'Nee, natuurlijk niet', antwoordde Stefansson.
'Dan is dat ding van jou ook helemaal niets bizonders', vond de man. 'Bij een van de stammen, die wat verder die kant op wonen, is een medicijnman, die een toverpijl heeft, waarmee hij over de allerhoogste berg heen een caribu kan doden!'
Een andere keer liet hij zijn nieuwe vrienden zijn prismakijker zien en verklaarde, hoe hij daarmee dingen kon zien, die met het oog niet waar te nemen waren. Met grote belangstelling bekeken zij het instrument en waren opgetogen, toen ze het wonder met eigen ogen mochten proberen. Dat vonden ze prachtig en dadelijk vroeg iemand: 'Nu heb je ons caribu's laten zien, die er vandaag zijn.
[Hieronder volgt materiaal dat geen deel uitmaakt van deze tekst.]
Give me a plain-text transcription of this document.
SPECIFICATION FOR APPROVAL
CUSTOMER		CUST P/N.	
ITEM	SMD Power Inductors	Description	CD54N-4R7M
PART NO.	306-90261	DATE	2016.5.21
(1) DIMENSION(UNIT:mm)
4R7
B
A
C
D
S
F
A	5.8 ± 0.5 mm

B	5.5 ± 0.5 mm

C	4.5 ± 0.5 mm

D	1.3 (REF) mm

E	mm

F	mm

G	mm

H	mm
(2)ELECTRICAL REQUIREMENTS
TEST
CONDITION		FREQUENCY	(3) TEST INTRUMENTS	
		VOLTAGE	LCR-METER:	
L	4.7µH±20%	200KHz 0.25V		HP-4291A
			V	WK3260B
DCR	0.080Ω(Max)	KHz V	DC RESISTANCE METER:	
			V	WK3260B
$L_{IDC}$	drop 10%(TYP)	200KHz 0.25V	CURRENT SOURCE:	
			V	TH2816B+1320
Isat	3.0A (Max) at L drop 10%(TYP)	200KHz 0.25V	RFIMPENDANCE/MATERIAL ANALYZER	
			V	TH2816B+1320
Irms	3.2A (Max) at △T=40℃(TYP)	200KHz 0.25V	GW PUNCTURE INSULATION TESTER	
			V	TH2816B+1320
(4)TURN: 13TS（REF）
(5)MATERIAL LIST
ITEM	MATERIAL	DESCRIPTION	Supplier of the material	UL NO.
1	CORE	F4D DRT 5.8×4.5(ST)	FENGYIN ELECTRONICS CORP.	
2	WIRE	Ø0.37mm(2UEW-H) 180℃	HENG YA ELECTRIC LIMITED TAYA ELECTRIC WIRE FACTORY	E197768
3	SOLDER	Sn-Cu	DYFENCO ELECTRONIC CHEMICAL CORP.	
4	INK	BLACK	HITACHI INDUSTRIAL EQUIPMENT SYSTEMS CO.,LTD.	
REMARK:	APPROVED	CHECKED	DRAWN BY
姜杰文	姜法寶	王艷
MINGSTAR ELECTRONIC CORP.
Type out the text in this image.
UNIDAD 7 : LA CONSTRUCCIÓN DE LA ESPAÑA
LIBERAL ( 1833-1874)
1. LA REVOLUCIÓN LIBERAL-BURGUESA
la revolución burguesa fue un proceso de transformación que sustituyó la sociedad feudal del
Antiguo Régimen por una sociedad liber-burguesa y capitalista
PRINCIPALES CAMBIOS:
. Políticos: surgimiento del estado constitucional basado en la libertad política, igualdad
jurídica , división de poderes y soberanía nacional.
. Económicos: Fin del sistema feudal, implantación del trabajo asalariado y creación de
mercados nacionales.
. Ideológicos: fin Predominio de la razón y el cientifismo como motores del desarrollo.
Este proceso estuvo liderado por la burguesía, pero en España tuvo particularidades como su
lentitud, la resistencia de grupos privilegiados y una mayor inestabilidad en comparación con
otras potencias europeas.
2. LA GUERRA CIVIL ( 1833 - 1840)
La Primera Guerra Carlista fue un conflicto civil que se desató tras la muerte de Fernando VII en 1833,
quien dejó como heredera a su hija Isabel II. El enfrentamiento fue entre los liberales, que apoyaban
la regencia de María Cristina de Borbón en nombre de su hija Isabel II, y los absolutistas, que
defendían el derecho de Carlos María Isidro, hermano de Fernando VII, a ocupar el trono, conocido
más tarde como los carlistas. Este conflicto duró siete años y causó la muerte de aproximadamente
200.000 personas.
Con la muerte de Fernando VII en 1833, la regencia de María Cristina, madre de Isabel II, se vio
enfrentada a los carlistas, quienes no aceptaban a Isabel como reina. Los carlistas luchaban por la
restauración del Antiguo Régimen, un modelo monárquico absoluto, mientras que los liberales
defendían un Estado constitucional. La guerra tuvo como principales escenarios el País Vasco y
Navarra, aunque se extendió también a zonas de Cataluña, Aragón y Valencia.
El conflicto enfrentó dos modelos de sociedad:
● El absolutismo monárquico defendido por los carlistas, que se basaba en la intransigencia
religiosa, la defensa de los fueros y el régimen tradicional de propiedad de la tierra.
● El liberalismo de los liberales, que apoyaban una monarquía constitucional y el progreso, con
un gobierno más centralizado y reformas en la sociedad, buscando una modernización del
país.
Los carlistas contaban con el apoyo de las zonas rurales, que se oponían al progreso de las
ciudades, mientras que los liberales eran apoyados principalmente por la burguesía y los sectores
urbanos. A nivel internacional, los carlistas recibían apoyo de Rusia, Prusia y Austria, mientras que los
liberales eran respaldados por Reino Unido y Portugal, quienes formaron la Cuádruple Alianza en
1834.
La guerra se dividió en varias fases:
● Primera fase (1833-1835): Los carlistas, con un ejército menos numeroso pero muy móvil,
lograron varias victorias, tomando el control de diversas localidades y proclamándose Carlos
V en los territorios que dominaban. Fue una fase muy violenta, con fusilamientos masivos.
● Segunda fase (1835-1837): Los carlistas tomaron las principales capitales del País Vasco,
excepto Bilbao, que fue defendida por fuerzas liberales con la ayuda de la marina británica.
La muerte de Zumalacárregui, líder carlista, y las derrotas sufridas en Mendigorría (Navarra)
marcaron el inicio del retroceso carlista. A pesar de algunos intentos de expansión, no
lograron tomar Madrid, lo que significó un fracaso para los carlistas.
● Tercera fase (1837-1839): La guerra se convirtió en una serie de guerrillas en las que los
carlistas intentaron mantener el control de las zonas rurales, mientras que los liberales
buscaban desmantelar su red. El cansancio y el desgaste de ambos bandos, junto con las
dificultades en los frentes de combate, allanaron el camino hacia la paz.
Kijk nu ook eens door je wonderglas of je de caribu's kunt zien, die er morgen zullen zijn, dan weten we ten minste waar we moeten gaan liggen om ze te vangen'.
'Ja maar, dat gaat niet', zei Stefansson verbaasd. 'Je kunt toch niet zien, wat er morgen zal gebeuren'.
'Dan is het ook geen wonderglas, wat je daar hebt', antwoordde de man teleurgesteld. 'Onze tovenaars kunnen dat wel. Die hebben tovermiddelen, waar door ze zien kunnen, wat er morgen zal gebeuren'.